Mon Mar 10 19:56:33 PDT 2008

On Mar 10, 2008  15:48 -0700, Klaus Steden wrote:
> Is the mmp feature already in the existing Lustre distribution? If so, what
> versions are mmp-aware? If not, which version will be the first to
> incorporate it?

It's in Lustre 1.6.2+ and 1.4.12, and e2fsprogs-1.40.2+.
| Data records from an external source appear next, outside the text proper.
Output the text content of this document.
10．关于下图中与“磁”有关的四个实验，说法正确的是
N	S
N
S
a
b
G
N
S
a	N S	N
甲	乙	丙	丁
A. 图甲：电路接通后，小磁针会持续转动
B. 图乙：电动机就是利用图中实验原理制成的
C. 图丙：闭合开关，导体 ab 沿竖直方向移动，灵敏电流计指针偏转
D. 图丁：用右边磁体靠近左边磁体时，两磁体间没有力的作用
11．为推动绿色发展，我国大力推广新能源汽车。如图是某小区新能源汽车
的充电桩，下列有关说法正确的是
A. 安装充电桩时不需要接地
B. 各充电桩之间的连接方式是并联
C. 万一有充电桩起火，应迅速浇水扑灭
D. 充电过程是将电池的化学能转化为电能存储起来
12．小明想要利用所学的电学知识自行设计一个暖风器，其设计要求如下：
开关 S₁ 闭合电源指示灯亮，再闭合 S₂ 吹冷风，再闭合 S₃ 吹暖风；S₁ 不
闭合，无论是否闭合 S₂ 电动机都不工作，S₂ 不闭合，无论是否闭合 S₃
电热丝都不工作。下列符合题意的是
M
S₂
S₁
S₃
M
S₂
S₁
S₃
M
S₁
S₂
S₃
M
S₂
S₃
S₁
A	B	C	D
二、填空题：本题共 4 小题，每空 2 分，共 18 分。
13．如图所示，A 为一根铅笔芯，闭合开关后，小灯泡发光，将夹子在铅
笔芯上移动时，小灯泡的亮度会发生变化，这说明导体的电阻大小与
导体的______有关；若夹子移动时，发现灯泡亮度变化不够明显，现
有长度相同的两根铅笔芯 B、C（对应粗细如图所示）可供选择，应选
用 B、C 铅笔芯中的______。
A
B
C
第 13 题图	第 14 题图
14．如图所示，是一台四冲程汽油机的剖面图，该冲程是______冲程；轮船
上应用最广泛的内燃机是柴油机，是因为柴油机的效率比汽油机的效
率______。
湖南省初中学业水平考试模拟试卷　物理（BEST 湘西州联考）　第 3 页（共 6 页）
> On 3/10/08 2:15 PM, "Andreas Dilger" <adilger at sun.com>did etch on stone
> tablets:
> 
> > On Mar 10, 2008  09:09 -0600, Colin Faber wrote:
> >> Is this true even in the case of mounting the OSS as a read only node?
> > 
> > Yes, definitely even a "read only" mount can cause serious corruption.
> > There are several issues involved, the most dangerous is that even for
> > read-only mounting the journal is replayed by the kernel or otherwise
> > the filesystem may appear to be corrupted.
> > 
> > In addition, there is the problem that (meta)data that is cached on the
> > read-only mounting node will become incorrect as the writing node is
> > changing the filesystem.  The ext3 filesystem is not cluster aware.
> > 
> > In order to prevent situations like this, the newer releases of ldiskfs
> > and e2fsprogs have an "mmp" (multi-mount protection) feature which will
> > prevent the filesystem to be mounted on another node if it is active
> > on one node (either mounted, or running e2fsck).
> > 
> > This will be enabled by default on newly-formatted filesystems which
> > are created with the "--failover" flag, and can also be enabled by
> > hand with "tune2fs -O mmp /dev/XXXX" (replace with MDT or OST device
> > names as appropriate).  This will prevent the filesystem from being
> > mounted or e2fsck'd by old kernels/e2fsprogs so it isn't enabled by
> > default on existing filesystems.
> > 
> >> Andreas Dilger wrote:
> >>> On Mar 07, 2008  00:04 +0530, Neeladri Bose wrote:
> >>>   
> >>>> To address the performance hit (whatever be the %age) if we setup DRDB in
> >>>> active-passive mode across the 4500's but have the LustreFS points to
> >>>> separate raid sets from the network across the DRDB pair of 4500's & thus
> >>>> become an active-active solution which may actually increase the
> >>>> throughput of the LustreFS.
> >>>> 
> >>>> Can it be a possible scenario using DRDB on Linux with ext3 & LustreFS?
> >>>>     
> >>> 
> >>> No, Lustre does not support active-active export of backing filesystems.
> >>> This doesn't work because the backing filesystems (ext3/ZFS) are not
> >>> themselves cluster-aware and mounting them on two nodes will quickly
> >>> lead to whole filesystem corruption.
> > 
> > Cheers, Andreas
> > --
> > Andreas Dilger
> > Sr. Staff Engineer, Lustre Group
> > Sun Microsystems of Canada, Inc.
> > 
> > _______________________________________________
> > Lustre-discuss mailing list
> > Lustre-discuss at lists.lustre.org
> > http://lists.lustre.org/mailman/listinfo/lustre-discuss

Cheers, Andreas
--
Andreas Dilger
Sr. Staff Engineer, Lustre Group
Sun Microsystems of Canada, Inc.